I left the house at 6 am, dodging a thunderstorm,  and arrived at the Brecksville Community Center at 7:30. I thought I must resemble the Beverly Hillbillies and I even had a rocking chair visible for passing motorists on the turnpike!  Most of the vendors had already finished setting up their wares by the time I arrived. Did I mention it was already over 80 degrees with humidity to match? However, these dealers were undaunted and quickly hauled in massive pieces of furniture! My biggest item was a wicker chaise lounge! It was also my highest priced item at $150.

Beautiful antiques in each booth
Many of the antiques at this show were priced over $600. I nearly swooned as I stepped into the arena of carefully curated pieces. Honestly, if money were no object, I would have bought almost everything there. However, since both money and downsizing were the objects, I concentrated on setting up my "booth" and keeping my eyes focused away from the beautiful pieces that surrounded me at the other booths. Sharon introduced me to each dealer and everyone welcomed me to my first show, wished me luck, and complimented my efforts at my booth set up. We had about an hour before the doors opened  and I did buy three gifts--a  linen tablecloth for me-as if  I really needed more...) a small wood writing box for Ron, and a tiny Limoges pill box for Paulette. 

Gifts purchased at dealer prices before the show opened.

These purchases set back my net profits by $105 ( I just added it up on a calculator) and I also spent $20 on porter service to unload the truck,  $85 for the show entry fee, and $15 for gas and tolls. Do the math with me-I needed to have $215 in sales before I could get out of the red.   

The next five hours flew by-I had a blast talking to each customer that wandered into my booth. I challenged them to name a price they were comfortable with for any item they wanted, and most gave me exact change after we agreed on the price,  and wrote checks, or used the credit card square! Whew. No worries after all. I made $593 in sales.  Total profit-$378 plus less items in the house. More Joy!

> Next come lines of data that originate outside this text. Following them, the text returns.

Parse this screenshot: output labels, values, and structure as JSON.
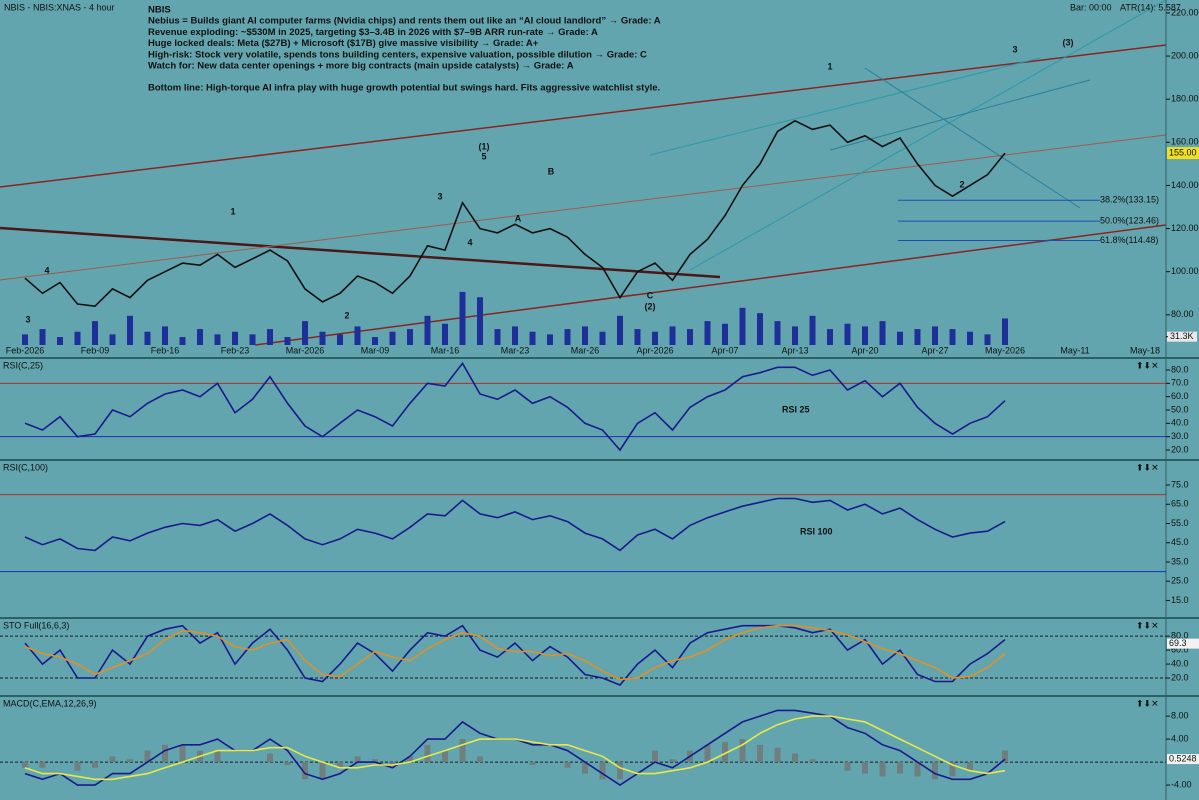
{
  "header": {
    "title": "NBIS - NBIS:XNAS - 4 hour",
    "bar": "Bar: 00:00",
    "atr": "ATR(14): 5.587"
  },
  "notes": [
    "NBIS",
    "Nebius = Builds giant AI computer farms (Nvidia chips) and rents them out like an “AI cloud landlord” → Grade: A",
    "Revenue exploding: ~$530M in 2025, targeting $3–3.4B in 2026 with $7–9B ARR run-rate → Grade: A",
    "Huge locked deals: Meta ($27B) + Microsoft ($17B) give massive visibility → Grade: A+",
    "High-risk: Stock very volatile, spends tons building centers, expensive valuation, possible dilution → Grade: C",
    "Watch for: New data center openings + more big contracts (main upside catalysts) → Grade: A",
    "Bottom line: High-torque AI infra play with huge growth potential but swings hard. Fits aggressive watchlist style."
  ],
  "chart_data": [
    {
      "type": "line",
      "categories": [
        "Feb-2026",
        null,
        null,
        null,
        "Feb-09",
        null,
        null,
        null,
        "Feb-16",
        null,
        null,
        null,
        "Feb-23",
        null,
        null,
        null,
        "Mar-2026",
        null,
        null,
        null,
        "Mar-09",
        null,
        null,
        null,
        "Mar-16",
        null,
        null,
        null,
        "Mar-23",
        null,
        null,
        null,
        "Mar-26",
        null,
        null,
        null,
        "Apr-2026",
        null,
        null,
        null,
        "Apr-07",
        null,
        null,
        null,
        "Apr-13",
        null,
        null,
        null,
        "Apr-20",
        null,
        null,
        null,
        "Apr-27",
        null,
        null,
        null,
        "May-2026",
        null,
        null,
        null,
        "May-11",
        null,
        null,
        null,
        "May-18"
      ],
      "series": [
        {
          "color": "#111111",
          "values": [
            97,
            90,
            95,
            85,
            84,
            92,
            88,
            96,
            100,
            104,
            103,
            108,
            102,
            106,
            110,
            105,
            92,
            86,
            90,
            98,
            95,
            90,
            98,
            112,
            110,
            132,
            120,
            118,
            122,
            118,
            120,
            116,
            108,
            102,
            88,
            100,
            104,
            96,
            108,
            115,
            126,
            140,
            150,
            165,
            170,
            166,
            168,
            160,
            163,
            158,
            162,
            150,
            140,
            135,
            140,
            145,
            155,
            null,
            null,
            null,
            null,
            null,
            null,
            null,
            null
          ]
        },
        {
          "type": "bar",
          "axis": "y2",
          "color": "#1f2f9a",
          "values": [
            40000,
            60000,
            30000,
            50000,
            90000,
            40000,
            110000,
            50000,
            70000,
            30000,
            60000,
            40000,
            50000,
            40000,
            60000,
            30000,
            90000,
            50000,
            40000,
            70000,
            30000,
            50000,
            60000,
            110000,
            80000,
            200000,
            180000,
            60000,
            70000,
            50000,
            40000,
            60000,
            70000,
            50000,
            110000,
            60000,
            50000,
            70000,
            60000,
            90000,
            80000,
            140000,
            120000,
            90000,
            70000,
            110000,
            60000,
            80000,
            70000,
            90000,
            50000,
            60000,
            70000,
            60000,
            50000,
            40000,
            100000,
            null,
            null,
            null,
            null,
            null,
            null,
            null,
            null
          ]
        }
      ],
      "ylim": [
        66,
        226
      ],
      "y2lim": [
        0,
        1300000
      ],
      "yticks": [
        {
          "value": 80,
          "label": "80.00"
        },
        {
          "value": 100,
          "label": "100.00"
        },
        {
          "value": 120,
          "label": "120.00"
        },
        {
          "value": 140,
          "label": "140.00"
        },
        {
          "value": 160,
          "label": "160.00"
        },
        {
          "value": 180,
          "label": "180.00"
        },
        {
          "value": 200,
          "label": "200.00"
        },
        {
          "value": 220,
          "label": "220.00"
        }
      ],
      "y2ticks": [
        {
          "value": 31300,
          "label": "31.3K"
        }
      ],
      "last_price": {
        "value": 155,
        "label": "155.00"
      },
      "fib_levels": [
        {
          "value": 133.15,
          "label": "38.2%(133.15)"
        },
        {
          "value": 123.46,
          "label": "50.0%(123.46)"
        },
        {
          "value": 114.48,
          "label": "61.8%(114.48)"
        }
      ],
      "annotations": [
        "1",
        "3",
        "(3)",
        "(1)",
        "5",
        "3",
        "4",
        "B",
        "A",
        "1",
        "4",
        "3",
        "2",
        "C",
        "(2)",
        "2"
      ]
    },
    {
      "type": "line",
      "title": "RSI(C,25)",
      "label": "RSI 25",
      "series": [
        {
          "color": "#1a1a8c",
          "values": [
            40,
            35,
            45,
            30,
            32,
            50,
            45,
            55,
            62,
            65,
            60,
            70,
            48,
            58,
            75,
            55,
            38,
            30,
            40,
            50,
            45,
            38,
            55,
            70,
            68,
            85,
            62,
            58,
            65,
            55,
            60,
            52,
            40,
            35,
            20,
            40,
            48,
            35,
            52,
            60,
            65,
            75,
            78,
            82,
            82,
            76,
            80,
            65,
            72,
            60,
            70,
            52,
            40,
            32,
            40,
            45,
            57
          ]
        }
      ],
      "ylim": [
        14,
        89
      ],
      "yticks": [
        {
          "value": 20,
          "label": "20.0"
        },
        {
          "value": 30,
          "label": "30.0"
        },
        {
          "value": 40,
          "label": "40.0"
        },
        {
          "value": 50,
          "label": "50.0"
        },
        {
          "value": 60,
          "label": "60.0"
        },
        {
          "value": 70,
          "label": "70.0"
        },
        {
          "value": 80,
          "label": "80.0"
        }
      ],
      "ref_lines": [
        {
          "value": 70,
          "color": "#b0302a"
        },
        {
          "value": 30,
          "color": "#1c2fb0"
        }
      ]
    },
    {
      "type": "line",
      "title": "RSI(C,100)",
      "label": "RSI 100",
      "series": [
        {
          "color": "#1a1a8c",
          "values": [
            48,
            44,
            47,
            42,
            41,
            48,
            46,
            50,
            53,
            55,
            54,
            57,
            51,
            55,
            60,
            54,
            47,
            44,
            47,
            52,
            50,
            47,
            53,
            60,
            59,
            67,
            60,
            58,
            61,
            57,
            59,
            56,
            50,
            47,
            41,
            49,
            52,
            47,
            54,
            58,
            61,
            64,
            66,
            68,
            68,
            66,
            67,
            62,
            65,
            60,
            63,
            57,
            52,
            48,
            50,
            51,
            56
          ]
        }
      ],
      "ylim": [
        9,
        88
      ],
      "yticks": [
        {
          "value": 15,
          "label": "15.0"
        },
        {
          "value": 25,
          "label": "25.0"
        },
        {
          "value": 35,
          "label": "35.0"
        },
        {
          "value": 45,
          "label": "45.0"
        },
        {
          "value": 55,
          "label": "55.0"
        },
        {
          "value": 65,
          "label": "65.0"
        },
        {
          "value": 75,
          "label": "75.0"
        }
      ],
      "ref_lines": [
        {
          "value": 70,
          "color": "#b0302a"
        },
        {
          "value": 30,
          "color": "#1c2fb0"
        }
      ]
    },
    {
      "type": "line",
      "title": "STO Full(16,6,3)",
      "series": [
        {
          "color": "#1a1a8c",
          "values": [
            70,
            40,
            60,
            20,
            20,
            60,
            40,
            80,
            90,
            95,
            70,
            85,
            40,
            70,
            90,
            60,
            20,
            15,
            40,
            70,
            55,
            30,
            60,
            85,
            80,
            95,
            60,
            50,
            70,
            45,
            65,
            50,
            25,
            20,
            10,
            40,
            60,
            35,
            70,
            85,
            90,
            95,
            95,
            95,
            92,
            85,
            90,
            60,
            75,
            40,
            60,
            25,
            15,
            15,
            40,
            55,
            75
          ]
        },
        {
          "color": "#e0902a",
          "values": [
            65,
            55,
            50,
            40,
            25,
            35,
            45,
            55,
            75,
            88,
            85,
            80,
            65,
            60,
            70,
            75,
            45,
            25,
            22,
            40,
            58,
            50,
            45,
            62,
            75,
            85,
            80,
            62,
            58,
            58,
            52,
            55,
            45,
            30,
            18,
            20,
            35,
            45,
            50,
            60,
            75,
            85,
            92,
            95,
            95,
            92,
            88,
            82,
            72,
            62,
            55,
            45,
            35,
            20,
            22,
            35,
            55
          ]
        }
      ],
      "ylim": [
        0,
        106
      ],
      "yticks": [
        {
          "value": 20,
          "label": "20.0"
        },
        {
          "value": 40,
          "label": "40.0"
        },
        {
          "value": 60,
          "label": "60.0"
        },
        {
          "value": 80,
          "label": "80.0"
        }
      ],
      "last_value": 69.3,
      "ref_lines": [
        {
          "value": 80,
          "color": "#1a1a1a"
        },
        {
          "value": 20,
          "color": "#1a1a1a"
        }
      ]
    },
    {
      "type": "line",
      "title": "MACD(C,EMA,12,26,9)",
      "series": [
        {
          "type": "bar",
          "color": "#6f7f80",
          "values": [
            -1,
            -1,
            0,
            -1.5,
            -1,
            1,
            0.5,
            2,
            3,
            3,
            2,
            2,
            0,
            0,
            1.5,
            -0.5,
            -3,
            -3,
            -1,
            1,
            0.5,
            -0.5,
            1,
            3,
            2,
            4,
            1,
            0,
            0,
            -0.5,
            0,
            -1,
            -2,
            -3,
            -3,
            0,
            2,
            0.5,
            2,
            3,
            3.5,
            4,
            3,
            2.5,
            1.5,
            0.5,
            0,
            -1.5,
            -2,
            -2.5,
            -2,
            -2.5,
            -3,
            -2.5,
            -1.5,
            0,
            2
          ]
        },
        {
          "color": "#1a1a8c",
          "values": [
            -2,
            -3,
            -2,
            -4,
            -4,
            -2,
            -2,
            0,
            2,
            3,
            3,
            4,
            2,
            2,
            4,
            2,
            -2,
            -3,
            -2,
            0,
            0,
            -1,
            1,
            4,
            4,
            7,
            5,
            4,
            4,
            3,
            3,
            2,
            0,
            -2,
            -4,
            -2,
            0,
            -1,
            1,
            3,
            5,
            7,
            8,
            9,
            9,
            8.5,
            8,
            6,
            5,
            3,
            2,
            0,
            -2,
            -3,
            -3,
            -2,
            0.5
          ]
        },
        {
          "color": "#e8e84a",
          "values": [
            -1,
            -2,
            -2,
            -2.5,
            -3,
            -3,
            -2.5,
            -2,
            -1,
            0,
            1,
            2,
            2,
            2,
            2.5,
            2.5,
            1,
            0,
            -1,
            -1,
            -0.5,
            -0.5,
            0,
            1,
            2,
            3,
            4,
            4,
            4,
            3.5,
            3,
            3,
            2,
            1,
            -1,
            -2,
            -2,
            -1.5,
            -1,
            0,
            1.5,
            3,
            5,
            6.5,
            7.5,
            8,
            8,
            7.5,
            7,
            5.5,
            4,
            2.5,
            1,
            -0.5,
            -1.5,
            -2,
            -1.5
          ]
        }
      ],
      "ylim": [
        -6.6,
        11.5
      ],
      "yticks": [
        {
          "value": -4,
          "label": "-4.00"
        },
        {
          "value": 4,
          "label": "4.00"
        },
        {
          "value": 8,
          "label": "8.00"
        }
      ],
      "last_value": 0.5248,
      "ref_lines": [
        {
          "value": 0,
          "color": "#1a1a1a"
        }
      ]
    }
  ]
}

Sharon informed me later that some dealers had no sales and some cleared $250. She said I was the talk of the show among the vendors because my booth was busy.  It wasn't really fair, though, as I was selling most items well below fair market value, and taking huge losses on my inventory. For instance, I had purchased the wicker chaise lounge for $250 a few years ago at an antique show and sold it for $150 to a sweet 97 year old lady that bought it as a gift for a friend with a great porch in Chagrin Falls.  I'm not making my living from buying and then selling valuable antiques as the rest of the dealers were doing-many with shops and/or spaces within antique malls. Most customers inquired where my shop was located and I explained this was my first actual physical sales place but that I did have a small showcase within the Medina Antique Mall. I told them that for more than 30 plus years I had been  a public library director, not as an antique dealer. 

There was one vintage item that I didn't sell and I was pretty happy to bring it home with me-in fact, it really is a priceless piece. It brings me Joy as I reflect on memories from my first days as an intern in grad school, and my first year working at Sandusky Library.

Card catalog-Rods missing.

Yep, it is a card catalog. I spent hours typing cards, with regulation spacing, complete with See Also cards, Subject Cards, Title cards, and Author cards for each book purchased. That makes me an antique, too,  as  I'll be 62 in a few days.

I need to take a break from this unnatural downsizing task and plan to spend the summer relaxing on our front and back porches, on Paulie's front porch, and under our awnings at the campsite in Bellevue. It is best to pace oneself, don't you think?